DIRECT-SAFE
(2022)Objective
To assess whether direct thrombectomy is non-inferior to IV thrombolysis followed by thrombectomy in acute ischemic stroke patients with LVO.
Study Summary
Intervention
Direct thrombectomy versus IV tPA followed by thrombectomy.
Inclusion Criteria
Adults with anterior circulation LVO within 4.5 hours of symptom onset and eligible for IV thrombolysis.
Study Design
Arms: Direct thrombectomy vs. Bridging (tPA + thrombectomy)
Patients per Arm: Direct: 141, Bridging: 138
Outcome
Bottom Line
Direct endovascular clot retrieval (DIRECT EVT) was non-inferior to standard bridging therapy for functional independence at 90 days in patients with acute ischemic stroke and large vessel occlusion. DIRECT EVT also reduced the overall time to reperfusion, with similar rates of symptomatic intracranial hemorrhage, suggesting it is a safe and effective alternative to bridging therapy.
Major Points
- 529 patients with acute ischemic stroke and large vessel occlusion were randomized (265 to DIRECT EVT, 264 to bridging therapy).
- The trial was stopped early due to futility for superiority, but continued for non-inferiority.

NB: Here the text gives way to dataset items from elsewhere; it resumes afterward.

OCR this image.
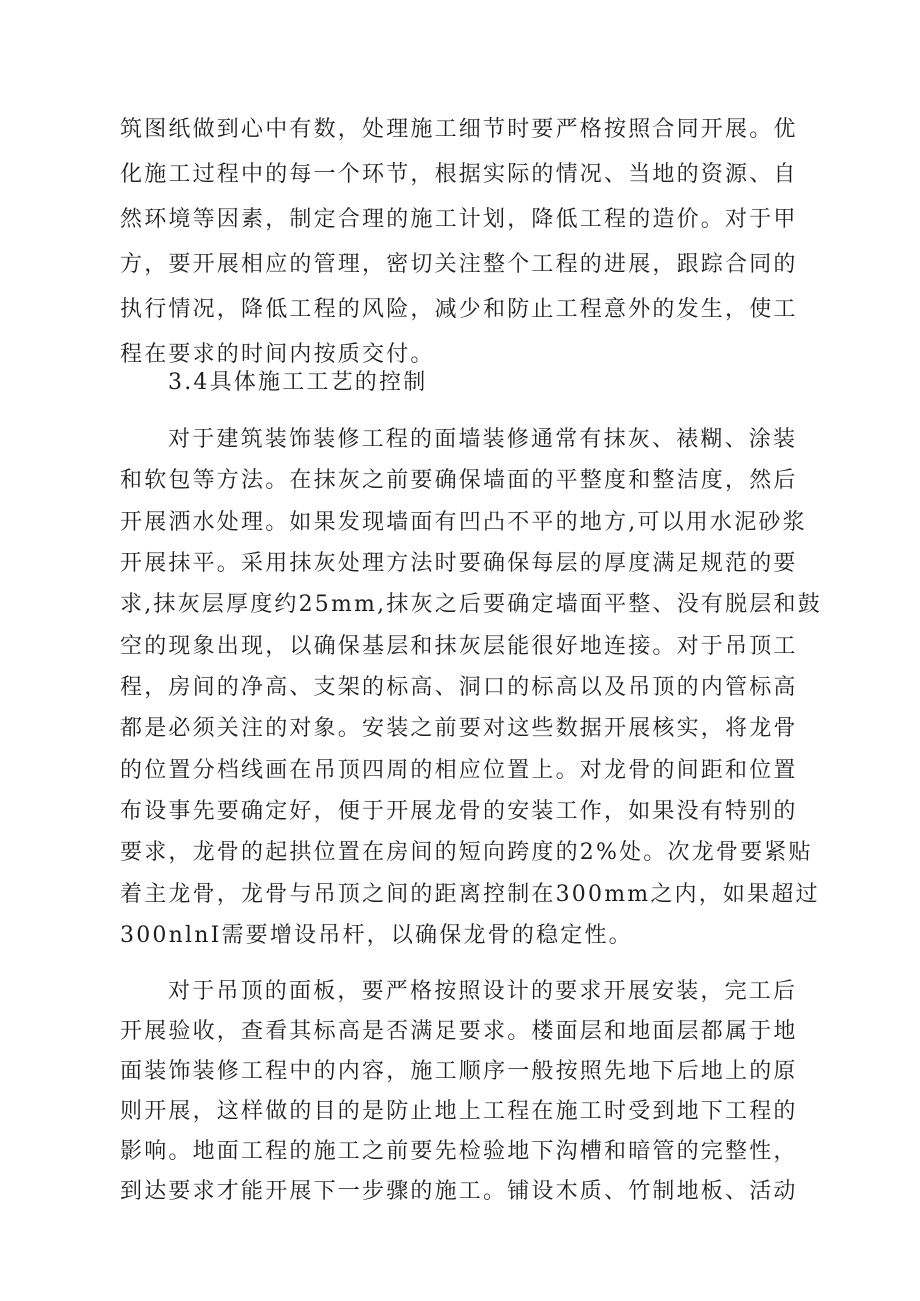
筑图纸做到心中有数，处理施工细节时要严格按照合同开展。优
化施工过程中的每一个环节，根据实际的情况、当地的资源、自
然环境等因素，制定合理的施工计划，降低工程的造价。对于甲
方，要开展相应的管理，密切关注整个工程的进展，跟踪合同的
执行情况，降低工程的风险，减少和防止工程意外的发生，使工
程在要求的时间内按质交付。
3.4具体施工工艺的控制
对于建筑装饰装修工程的面墙装修通常有抹灰、裱糊、涂装
和软包等方法。在抹灰之前要确保墙面的平整度和整洁度，然后
开展洒水处理。如果发现墙面有凹凸不平的地方,可以用水泥砂浆
开展抹平。采用抹灰处理方法时要确保每层的厚度满足规范的要
求,抹灰层厚度约25mm,抹灰之后要确定墙面平整、没有脱层和鼓
空的现象出现，以确保基层和抹灰层能很好地连接。对于吊顶工
程，房间的净高、支架的标高、洞口的标高以及吊顶的内管标高
都是必须关注的对象。安装之前要对这些数据开展核实，将龙骨
的位置分档线画在吊顶四周的相应位置上。对龙骨的间距和位置
布设事先要确定好，便于开展龙骨的安装工作，如果没有特别的
要求，龙骨的起拱位置在房间的短向跨度的2%处。次龙骨要紧贴
着主龙骨，龙骨与吊顶之间的距离控制在300mm之内，如果超过
300nlnI需要增设吊杆，以确保龙骨的稳定性。
对于吊顶的面板，要严格按照设计的要求开展安装，完工后
开展验收，查看其标高是否满足要求。楼面层和地面层都属于地
面装饰装修工程中的内容，施工顺序一般按照先地下后地上的原
则开展，这样做的目的是防止地上工程在施工时受到地下工程的
影响。地面工程的施工之前要先检验地下沟槽和暗管的完整性，
到达要求才能开展下一步骤的施工。铺设木质、竹制地板、活动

- The primary outcome (functional independence [mRS 0-2] at 90 days) occurred in 55% in the DIRECT EVT group and 52% in the bridging therapy group (difference, 3%; 95% CI, -6 to 9; p=0.003 for non-inferiority).

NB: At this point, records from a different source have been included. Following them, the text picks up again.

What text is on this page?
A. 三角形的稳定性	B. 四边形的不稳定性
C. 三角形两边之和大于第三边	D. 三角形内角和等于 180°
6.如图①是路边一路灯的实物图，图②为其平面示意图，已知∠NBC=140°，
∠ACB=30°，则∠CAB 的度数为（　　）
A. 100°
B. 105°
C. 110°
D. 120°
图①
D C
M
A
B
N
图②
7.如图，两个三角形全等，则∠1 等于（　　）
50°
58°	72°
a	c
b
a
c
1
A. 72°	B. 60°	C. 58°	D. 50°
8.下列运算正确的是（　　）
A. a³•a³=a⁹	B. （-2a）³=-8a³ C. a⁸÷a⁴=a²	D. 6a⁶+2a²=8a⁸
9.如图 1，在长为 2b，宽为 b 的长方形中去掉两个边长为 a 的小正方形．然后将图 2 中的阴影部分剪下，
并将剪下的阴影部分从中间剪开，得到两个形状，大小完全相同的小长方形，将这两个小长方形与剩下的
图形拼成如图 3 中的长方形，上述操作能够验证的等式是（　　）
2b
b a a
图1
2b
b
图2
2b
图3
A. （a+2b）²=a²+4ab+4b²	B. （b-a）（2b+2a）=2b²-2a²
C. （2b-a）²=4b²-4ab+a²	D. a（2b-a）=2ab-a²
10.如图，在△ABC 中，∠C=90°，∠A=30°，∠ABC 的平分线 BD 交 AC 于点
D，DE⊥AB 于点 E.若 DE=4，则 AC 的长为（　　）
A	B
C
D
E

- Overall reperfusion (mTICI 2b-3) was achieved in 91% in the DIRECT EVT group and 89% in the bridging therapy group (p=0.38).
- Median time from randomization to reperfusion was significantly shorter with DIRECT EVT (45 minutes vs. 59 minutes; p<0.001).
- Symptomatic intracranial hemorrhage occurred in 3% in both groups (difference, 0%; 95% CI, -2 to 2; p=0.96).
- 90-day mortality was 14% in the DIRECT EVT group and 16% in the bridging therapy group (difference, -2%; 95% CI, -7 to 3; p=0.45).
- Patients in the DIRECT EVT group experienced less mild bleeding (16% vs. 23%; p=0.03) and fewer serious adverse events (23% vs. 32%; p=0.02) compared to bridging therapy.
Study Design
- Study Type
- Randomized controlled trial (Prospective, multicenter, open-label, blinded outcome assessment, non-inferiority, parallel group)
- Randomization
- Yes
- Blinding
- Blinded outcome assessment (mRS at 90 days assessed by a central adjudication committee unaware of treatment allocation).
- Sample Size
- 529
- Follow-up
- 90 days
- Centers
- 20
- Countries
- Australia, Vietnam, China
Primary Outcome
Definition: Functional independence at 90 days, defined as a modified Rankin Scale (mRS) score of 0 to 2.
| Control | Intervention | HR/OR | P-value |
|---|---|---|---|
| 52% | 55% | - (-6 to 9 (difference)) | 0.003 (for non-inferiority) |
Limitations & Criticisms
- The trial was stopped early due to futility for superiority, potentially limiting its ability to detect smaller, but clinically relevant, differences.
- The non-inferiority margin of -10% may be considered large by some, raising questions about whether direct EVT is truly comparable to bridging therapy for all aspects of outcome.
- The study was open-label, meaning patients and investigators were aware of the treatment assignment, which could introduce bias, though outcome assessment was blinded.
- The study did not mandate the use of advanced imaging (e.g., CT perfusion, MRI) for patient selection, relying primarily on noncontrast CT and CT angiography, which might affect generalizability to settings where more advanced imaging is standard.
- The trial did not specifically investigate the safety and efficacy of EVT alone versus IVT alone, as all patients in the control group eventually received EVT.
- The observed rates of ICH and mortality were similar between groups, but the study was not specifically powered to detect differences in these safety outcomes.
- The study had broad inclusion criteria across various stroke etiologies and patient characteristics, which may increase heterogeneity in the study population.